Announcement (2017-05-07): www.ruby-forum.com is now read-only since I unfortunately do not have the time to support and maintain the forum any more. Please see rubyonrails.org/community and ruby-lang.org/en/community for other Rails- und Ruby-related community platforms.
C50a0de51a2cd13566ea4fc651e6ebd3?d=identicon&s=25 Gerwin (Guest)
on 2009-02-11 21:09
(Received via mailing list)
Say I have Users. A user can login and create e.g.
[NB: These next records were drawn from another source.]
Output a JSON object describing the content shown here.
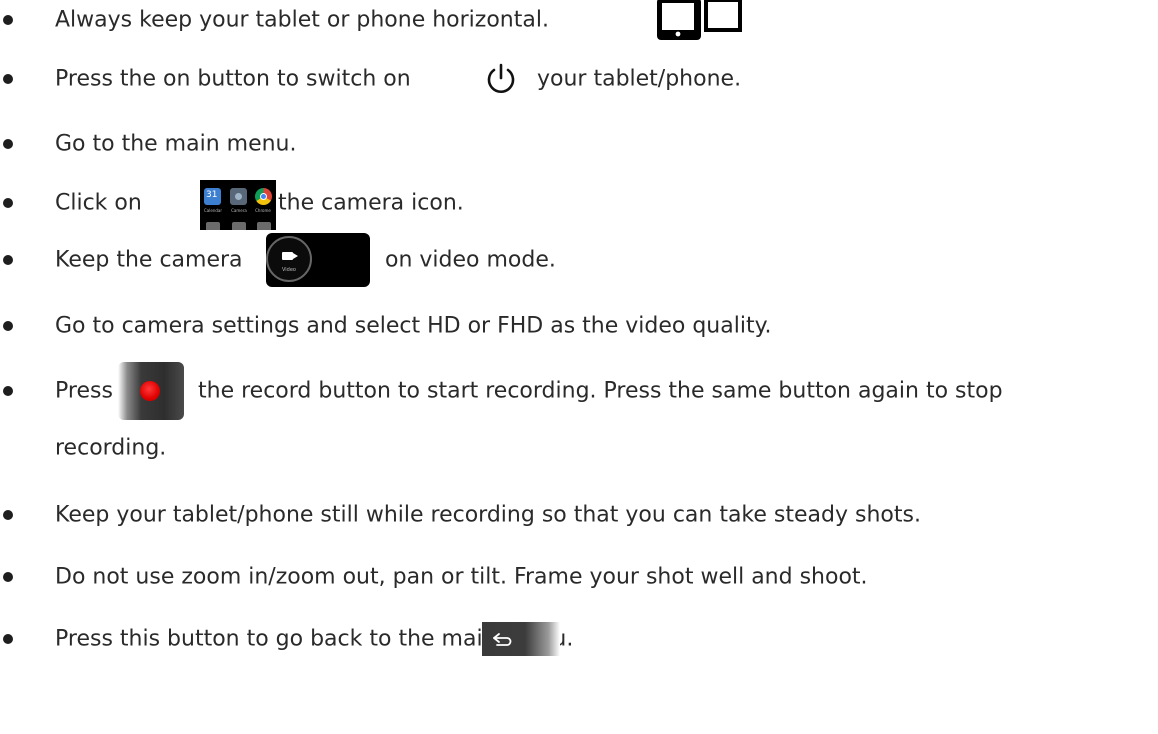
{
  "instructions": [
    {
      "id": "horizontal",
      "text_before": "Always keep your tablet or phone horizontal.",
      "icon": "orientation-icon"
    },
    {
      "id": "power",
      "text_before": "Press the on button to switch on",
      "icon": "power-icon",
      "text_after": "your tablet/phone."
    },
    {
      "id": "menu",
      "text_before": "Go to the main menu."
    },
    {
      "id": "camera-app",
      "text_before": "Click on",
      "icon": "app-icons",
      "text_after": "the camera icon."
    },
    {
      "id": "video-mode",
      "text_before": "Keep the camera",
      "icon": "video-mode-icon",
      "text_after": "on video mode."
    },
    {
      "id": "quality",
      "text_before": "Go to camera settings and select HD or FHD as the video quality."
    },
    {
      "id": "record",
      "text_before": "Press",
      "icon": "record-button-icon",
      "text_after": "the record button to start recording. Press the same button again to stop",
      "continuation": "recording."
    },
    {
      "id": "steady",
      "text_before": "Keep your tablet/phone still while recording so that you can take steady shots."
    },
    {
      "id": "zoom",
      "text_before": "Do not use zoom in/zoom out, pan or tilt. Frame your shot well and shoot."
    },
    {
      "id": "back",
      "text_before": "Press this button to go back to the main menu.",
      "icon": "back-button-icon"
    }
  ],
  "icons": {
    "app_labels": [
      "Calendar",
      "Camera",
      "Chrome"
    ],
    "calendar_day": "31",
    "video_label": "Video"
  },
  "colors": {
    "text": "#2a2a2a",
    "record_red": "#e00000",
    "icon_black": "#000000"
  }
}
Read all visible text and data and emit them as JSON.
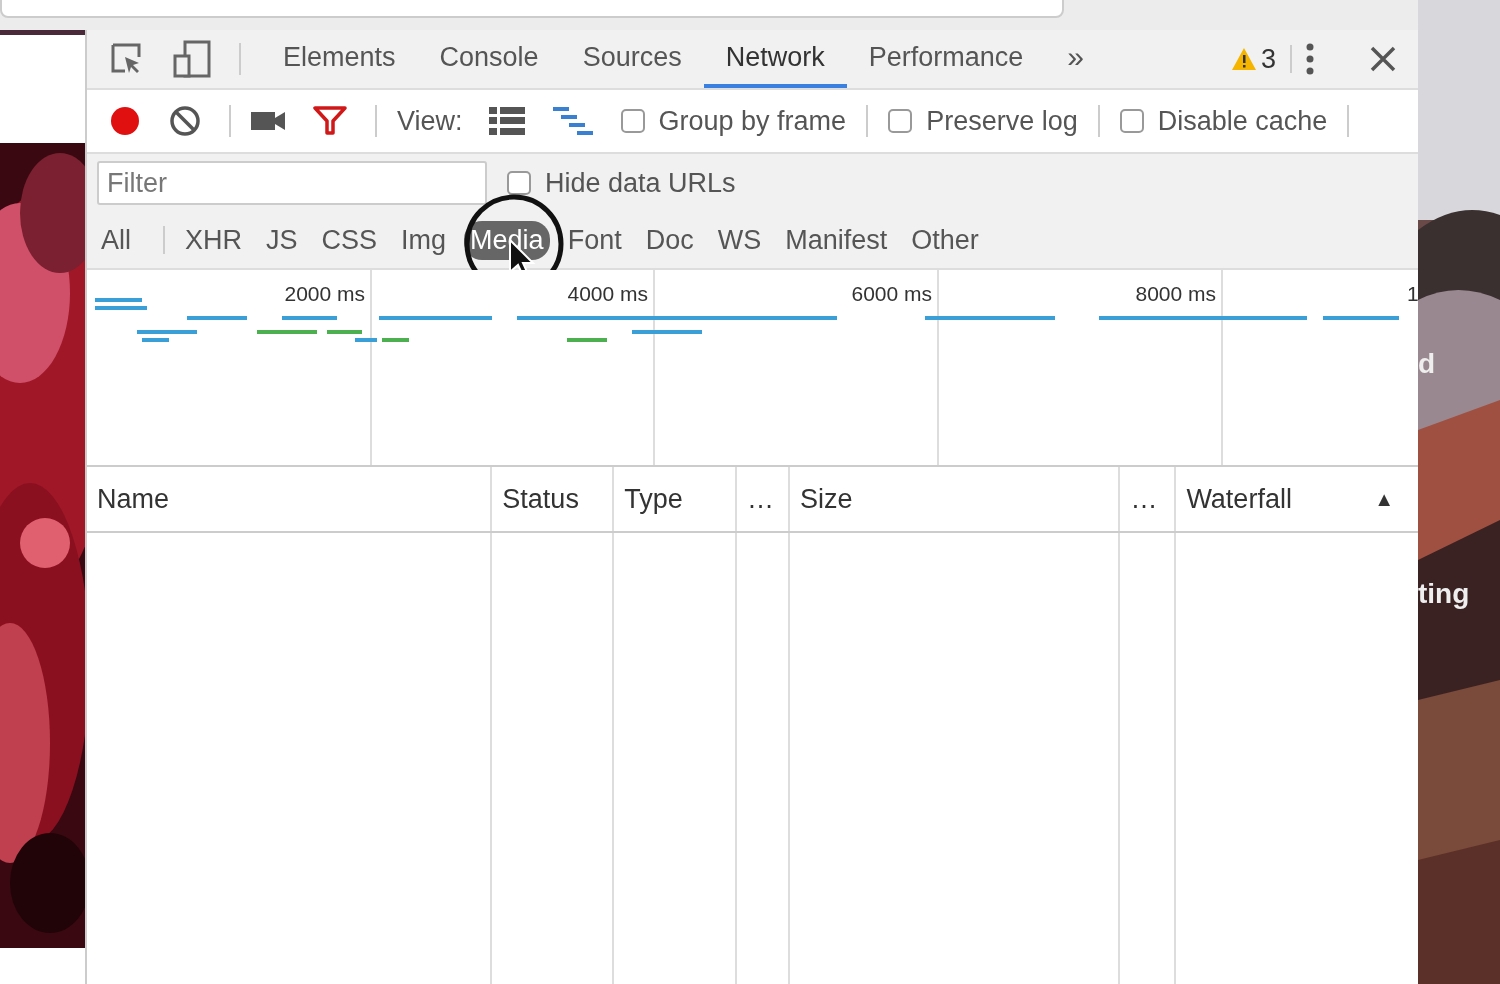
{
  "tabs": [
    {
      "label": "Elements",
      "selected": false
    },
    {
      "label": "Console",
      "selected": false
    },
    {
      "label": "Sources",
      "selected": false
    },
    {
      "label": "Network",
      "selected": true
    },
    {
      "label": "Performance",
      "selected": false
    }
  ],
  "more_tabs": "»",
  "warnings": "3",
  "toolbar": {
    "recording": true,
    "filter_active": true,
    "view_label": "View:",
    "options": [
      {
        "label": "Group by frame",
        "checked": false
      },
      {
        "label": "Preserve log",
        "checked": false
      },
      {
        "label": "Disable cache",
        "checked": false
      }
    ]
  },
  "filter": {
    "placeholder": "Filter",
    "hide_data_urls": {
      "label": "Hide data URLs",
      "checked": false
    }
  },
  "type_filters": [
    {
      "label": "All",
      "selected": false
    },
    {
      "label": "XHR",
      "selected": false
    },
    {
      "label": "JS",
      "selected": false
    },
    {
      "label": "CSS",
      "selected": false
    },
    {
      "label": "Img",
      "selected": false
    },
    {
      "label": "Media",
      "selected": true
    },
    {
      "label": "Font",
      "selected": false
    },
    {
      "label": "Doc",
      "selected": false
    },
    {
      "label": "WS",
      "selected": false
    },
    {
      "label": "Manifest",
      "selected": false
    },
    {
      "label": "Other",
      "selected": false
    }
  ],
  "overview_ticks": [
    "2000 ms",
    "4000 ms",
    "6000 ms",
    "8000 ms",
    "1"
  ],
  "table": {
    "columns": [
      "Name",
      "Status",
      "Type",
      "…",
      "Size",
      "…",
      "Waterfall"
    ],
    "sort_indicator": "▲"
  },
  "desktop_labels": [
    "d",
    "ting"
  ]
}
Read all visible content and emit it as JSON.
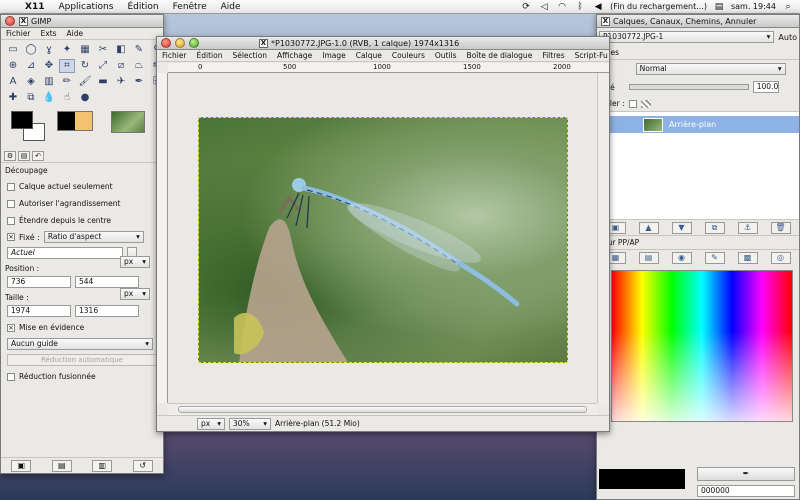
{
  "menubar": {
    "app": "X11",
    "items": [
      "Applications",
      "Édition",
      "Fenêtre",
      "Aide"
    ],
    "status": "(Fin du rechargement...)",
    "clock": "sam. 19:44"
  },
  "toolbox": {
    "title": "GIMP",
    "menu": [
      "Fichier",
      "Exts",
      "Aide"
    ],
    "tool_options_title": "Découpage",
    "opt_current_layer": "Calque actuel seulement",
    "opt_allow_grow": "Autoriser l'agrandissement",
    "opt_expand_center": "Étendre depuis le centre",
    "fixed_label": "Fixé :",
    "fixed_mode": "Ratio d'aspect",
    "actuel": "Actuel",
    "position_label": "Position :",
    "position_unit": "px",
    "pos_x": "736",
    "pos_y": "544",
    "size_label": "Taille :",
    "size_unit": "px",
    "size_w": "1974",
    "size_h": "1316",
    "highlight": "Mise en évidence",
    "guides": "Aucun guide",
    "auto_shrink": "Réduction automatique",
    "merged_shrink": "Réduction fusionnée"
  },
  "image_window": {
    "title": "*P1030772.JPG-1.0 (RVB, 1 calque) 1974x1316",
    "menu": [
      "Fichier",
      "Édition",
      "Sélection",
      "Affichage",
      "Image",
      "Calque",
      "Couleurs",
      "Outils",
      "Boîte de dialogue",
      "Filtres",
      "Script-Fu"
    ],
    "ruler_ticks": [
      "0",
      "500",
      "1000",
      "1500",
      "2000"
    ],
    "unit": "px",
    "zoom": "30%",
    "status": "Arrière-plan (51.2 Mio)"
  },
  "layers_dock": {
    "title": "Calques, Canaux, Chemins, Annuler",
    "auto_label": "Auto",
    "image_select": "P1030772.JPG-1",
    "tab_label": "ques",
    "mode_label": "e",
    "mode": "Normal",
    "opacity_label": "cité",
    "opacity": "100.0",
    "lock_label": "uiller :",
    "layer_name": "Arrière-plan",
    "fgbg_label": "leur PP/AP",
    "hex": "000000"
  }
}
Houses..and Houses
can contain People ..etc.

How do I prevent another logged in user from accessing another user's
House (e.g. http://test.com/houses/1  -> where id=1 doesn't belong to
this user but to another user).

Would People also need to have a user_id field so I can check if the
request was done by the correct user?
280b78a61a968391b7e07e912be102a8?d=identicon&s=25 Robert Walker (robert4723)
on 2009-02-11 21:31
Gerwin wrote:
> Say I have Users. A user can login and create e.g. Houses..and Houses
> can contain People ..etc.
>
> How do I prevent another logged in user from accessing another user's
> House (e.g. http://test.com/houses/1  -> where id=1 doesn't belong to
> this user but to another user).
>
> Would People also need to have a user_id field so I can check if the
> request was done by the correct user?

There are various ways to accomplish this but basically you want to make
sure houses can only be accesses through a user.

HousesController
---------------
def index
  user = User.find(current_user)
  @houses = user.houses.find(1)
  ...
  ...
end

That's the basic idea anyway.
C50a0de51a2cd13566ea4fc651e6ebd3?d=identicon&s=25 Gerwin (Guest)
on 2009-02-12 02:31
(Received via mailing list)
On Feb 11, 12:31 pm, Robert Walker <rails-mailing-l...@andreas-s.net>
wrote:
>
> end
>
> That's the basic idea anyway.
> --
> Posted viahttp://www.ruby-forum.com/.

Thanks! I didn't know that something like
current_user.houses.people.find_by_id(param[:id]) would work :)
This topic is locked and can not be replied to.